I agree....iron not hot enough and a little extra mechanical bonding can be achieved if you sand the area your going to solder.

Tom
 
I been using a 100w one now and really trying to get heat in the nickel too by holding iron tip onto nickel and feeding solder in it in until flowing nice. Scoring the surface seems to make it stronger but i can still bend the nickel off the back of the solder but maybe I'm just asking too much
 
Generally, solder works great on nickel. Good long term.

You may need to use some flux and cleaning the nickel first helps. The mechanical strength of solder is less than nickel, so it will peel if you pull hard enough.
 
The solder does look like it hasn't wetted very well (it's standing tall in a blob). So if it was hot enough then it does suggest the surface of the nickel wasn't clean enough. You may need a stronger flux. Although you then have to consider residue causing corrosion.
 
Great thanks for the advice guys. I was messaged this video too,

https://www.youtube.com/watch?v=OR472ONL7JI&t=18s

And for left over flux residue the IPA cleaner will take it off.
 
Good question. How do you guys manage to solder nickel anyway? The oxide layer makes it quite tricky.
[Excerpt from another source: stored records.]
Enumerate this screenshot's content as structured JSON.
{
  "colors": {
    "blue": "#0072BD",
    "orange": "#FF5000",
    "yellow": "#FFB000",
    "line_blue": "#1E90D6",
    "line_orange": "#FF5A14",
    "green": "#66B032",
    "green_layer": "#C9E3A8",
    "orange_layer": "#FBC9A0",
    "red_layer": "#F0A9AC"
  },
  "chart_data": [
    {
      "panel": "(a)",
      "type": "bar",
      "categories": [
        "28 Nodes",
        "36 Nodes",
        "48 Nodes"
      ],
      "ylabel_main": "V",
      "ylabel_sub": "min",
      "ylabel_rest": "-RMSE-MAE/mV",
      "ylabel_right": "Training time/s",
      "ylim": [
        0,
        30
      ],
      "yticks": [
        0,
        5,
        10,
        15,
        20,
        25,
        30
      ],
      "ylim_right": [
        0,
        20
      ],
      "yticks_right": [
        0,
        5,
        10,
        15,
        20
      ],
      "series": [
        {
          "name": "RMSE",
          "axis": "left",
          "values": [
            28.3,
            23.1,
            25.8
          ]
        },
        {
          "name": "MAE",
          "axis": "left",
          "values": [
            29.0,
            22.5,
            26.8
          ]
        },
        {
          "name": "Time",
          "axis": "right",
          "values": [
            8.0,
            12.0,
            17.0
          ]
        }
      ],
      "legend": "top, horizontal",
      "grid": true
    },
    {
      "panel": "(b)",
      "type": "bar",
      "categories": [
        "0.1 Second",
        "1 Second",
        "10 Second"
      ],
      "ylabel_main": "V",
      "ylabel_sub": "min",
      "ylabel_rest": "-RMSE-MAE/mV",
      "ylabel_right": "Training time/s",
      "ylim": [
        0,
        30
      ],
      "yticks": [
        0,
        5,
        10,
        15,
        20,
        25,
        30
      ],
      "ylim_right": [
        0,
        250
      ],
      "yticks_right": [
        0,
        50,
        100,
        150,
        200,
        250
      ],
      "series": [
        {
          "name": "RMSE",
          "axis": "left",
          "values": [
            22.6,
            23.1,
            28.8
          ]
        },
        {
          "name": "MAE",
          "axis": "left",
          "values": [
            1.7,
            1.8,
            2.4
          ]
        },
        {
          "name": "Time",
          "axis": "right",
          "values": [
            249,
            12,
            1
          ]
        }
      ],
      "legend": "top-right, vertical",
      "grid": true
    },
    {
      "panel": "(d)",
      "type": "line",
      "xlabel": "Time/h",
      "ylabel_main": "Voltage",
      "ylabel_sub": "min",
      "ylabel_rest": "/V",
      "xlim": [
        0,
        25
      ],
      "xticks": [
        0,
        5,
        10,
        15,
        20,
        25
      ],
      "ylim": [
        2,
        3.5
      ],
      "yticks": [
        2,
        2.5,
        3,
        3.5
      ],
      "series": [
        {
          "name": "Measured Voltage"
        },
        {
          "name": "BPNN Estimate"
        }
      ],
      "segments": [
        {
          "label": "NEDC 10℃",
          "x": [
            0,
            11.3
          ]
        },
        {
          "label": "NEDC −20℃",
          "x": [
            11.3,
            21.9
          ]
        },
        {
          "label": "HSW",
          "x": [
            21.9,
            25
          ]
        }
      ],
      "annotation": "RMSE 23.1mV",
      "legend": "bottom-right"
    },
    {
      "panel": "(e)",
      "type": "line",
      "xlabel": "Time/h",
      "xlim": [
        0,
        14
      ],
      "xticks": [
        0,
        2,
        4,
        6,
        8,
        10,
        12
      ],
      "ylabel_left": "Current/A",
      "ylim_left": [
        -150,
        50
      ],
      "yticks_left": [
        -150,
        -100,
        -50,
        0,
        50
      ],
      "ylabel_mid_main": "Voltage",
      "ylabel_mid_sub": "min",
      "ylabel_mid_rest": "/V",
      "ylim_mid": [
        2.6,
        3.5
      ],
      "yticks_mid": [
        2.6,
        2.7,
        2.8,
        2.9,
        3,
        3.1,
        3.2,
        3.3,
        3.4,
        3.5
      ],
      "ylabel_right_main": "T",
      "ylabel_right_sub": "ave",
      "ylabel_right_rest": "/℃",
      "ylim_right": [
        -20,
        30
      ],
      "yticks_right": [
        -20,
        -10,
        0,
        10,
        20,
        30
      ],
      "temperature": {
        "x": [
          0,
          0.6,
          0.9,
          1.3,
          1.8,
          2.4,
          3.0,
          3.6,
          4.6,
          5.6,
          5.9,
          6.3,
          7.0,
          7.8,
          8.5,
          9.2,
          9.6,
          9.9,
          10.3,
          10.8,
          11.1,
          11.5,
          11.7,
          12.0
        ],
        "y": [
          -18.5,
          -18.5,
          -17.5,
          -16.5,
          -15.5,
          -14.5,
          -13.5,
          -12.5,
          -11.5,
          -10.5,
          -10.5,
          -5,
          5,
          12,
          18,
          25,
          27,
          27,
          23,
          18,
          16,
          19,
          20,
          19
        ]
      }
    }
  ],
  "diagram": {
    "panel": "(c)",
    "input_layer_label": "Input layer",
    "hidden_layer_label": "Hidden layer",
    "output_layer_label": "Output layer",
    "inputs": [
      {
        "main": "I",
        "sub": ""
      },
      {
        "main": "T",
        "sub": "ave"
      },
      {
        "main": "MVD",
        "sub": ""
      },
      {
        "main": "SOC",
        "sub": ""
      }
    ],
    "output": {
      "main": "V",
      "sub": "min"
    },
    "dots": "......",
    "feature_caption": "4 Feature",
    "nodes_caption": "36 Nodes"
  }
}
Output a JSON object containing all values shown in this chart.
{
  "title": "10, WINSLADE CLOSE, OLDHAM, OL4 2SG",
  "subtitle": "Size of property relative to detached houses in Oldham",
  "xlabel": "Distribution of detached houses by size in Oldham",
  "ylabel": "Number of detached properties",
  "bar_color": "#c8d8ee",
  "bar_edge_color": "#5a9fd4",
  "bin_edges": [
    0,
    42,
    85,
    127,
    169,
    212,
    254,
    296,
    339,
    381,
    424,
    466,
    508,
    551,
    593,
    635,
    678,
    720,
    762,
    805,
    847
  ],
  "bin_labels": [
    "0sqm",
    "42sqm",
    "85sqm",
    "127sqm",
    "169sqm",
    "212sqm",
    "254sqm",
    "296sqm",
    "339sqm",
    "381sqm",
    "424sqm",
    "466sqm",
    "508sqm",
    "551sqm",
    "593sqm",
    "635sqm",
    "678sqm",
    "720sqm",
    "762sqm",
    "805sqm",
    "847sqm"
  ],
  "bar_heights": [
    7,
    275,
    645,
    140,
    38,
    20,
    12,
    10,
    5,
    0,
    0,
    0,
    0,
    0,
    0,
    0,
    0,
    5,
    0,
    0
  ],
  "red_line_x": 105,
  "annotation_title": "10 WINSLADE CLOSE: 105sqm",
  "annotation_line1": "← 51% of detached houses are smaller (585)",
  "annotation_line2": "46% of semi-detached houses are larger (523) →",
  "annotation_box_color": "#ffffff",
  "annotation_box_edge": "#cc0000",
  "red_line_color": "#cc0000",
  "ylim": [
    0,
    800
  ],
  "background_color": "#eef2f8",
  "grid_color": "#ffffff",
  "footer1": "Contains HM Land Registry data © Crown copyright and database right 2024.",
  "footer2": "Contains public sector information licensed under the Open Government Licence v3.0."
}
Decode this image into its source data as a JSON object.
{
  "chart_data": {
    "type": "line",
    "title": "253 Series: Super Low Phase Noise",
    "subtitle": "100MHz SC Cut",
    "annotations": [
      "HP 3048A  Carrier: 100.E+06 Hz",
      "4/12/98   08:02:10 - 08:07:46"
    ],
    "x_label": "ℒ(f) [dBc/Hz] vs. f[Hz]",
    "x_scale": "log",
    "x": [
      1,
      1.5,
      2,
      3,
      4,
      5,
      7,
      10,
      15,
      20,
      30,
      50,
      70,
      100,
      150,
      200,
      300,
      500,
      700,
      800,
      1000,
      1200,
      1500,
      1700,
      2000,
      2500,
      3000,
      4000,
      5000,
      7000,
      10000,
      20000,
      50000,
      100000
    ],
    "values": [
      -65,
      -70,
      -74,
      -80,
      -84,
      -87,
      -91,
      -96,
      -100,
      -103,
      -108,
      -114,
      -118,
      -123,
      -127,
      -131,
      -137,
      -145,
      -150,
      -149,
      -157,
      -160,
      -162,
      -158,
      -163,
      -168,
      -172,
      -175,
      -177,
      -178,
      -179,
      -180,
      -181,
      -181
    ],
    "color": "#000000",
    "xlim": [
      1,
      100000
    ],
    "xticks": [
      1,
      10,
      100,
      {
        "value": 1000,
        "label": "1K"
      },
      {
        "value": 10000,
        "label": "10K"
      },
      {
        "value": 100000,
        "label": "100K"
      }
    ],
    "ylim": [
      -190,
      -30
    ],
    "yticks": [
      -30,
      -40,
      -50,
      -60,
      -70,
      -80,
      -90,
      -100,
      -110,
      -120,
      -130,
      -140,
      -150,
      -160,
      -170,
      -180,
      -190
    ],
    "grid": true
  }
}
I have a hot iron, yet it still balls crazy. Is it all about flux ? Those acid solutions are not really advisable on outdoor applications, even after neutralization / cleaning...
 
Are you sure you have nickel and not stainless steel? Nickel flows nicely with just a little flux. You can use rosin (non-acid) flux.
 
If the nickel gets above the melting point of the solder, it should flow nicely. You need to have good thermal contact between the tip of the iron and the nickel. I press the tip against the work and feed in a tiny bit of solder to act as a heat bridge until it heats enough to flow, then feed in more solder. You should be able to melt the solder a few mm away from the tip if the nickel is hot enough.

You can also get the iron too hot and it will burn off the flux before it has a chance to work.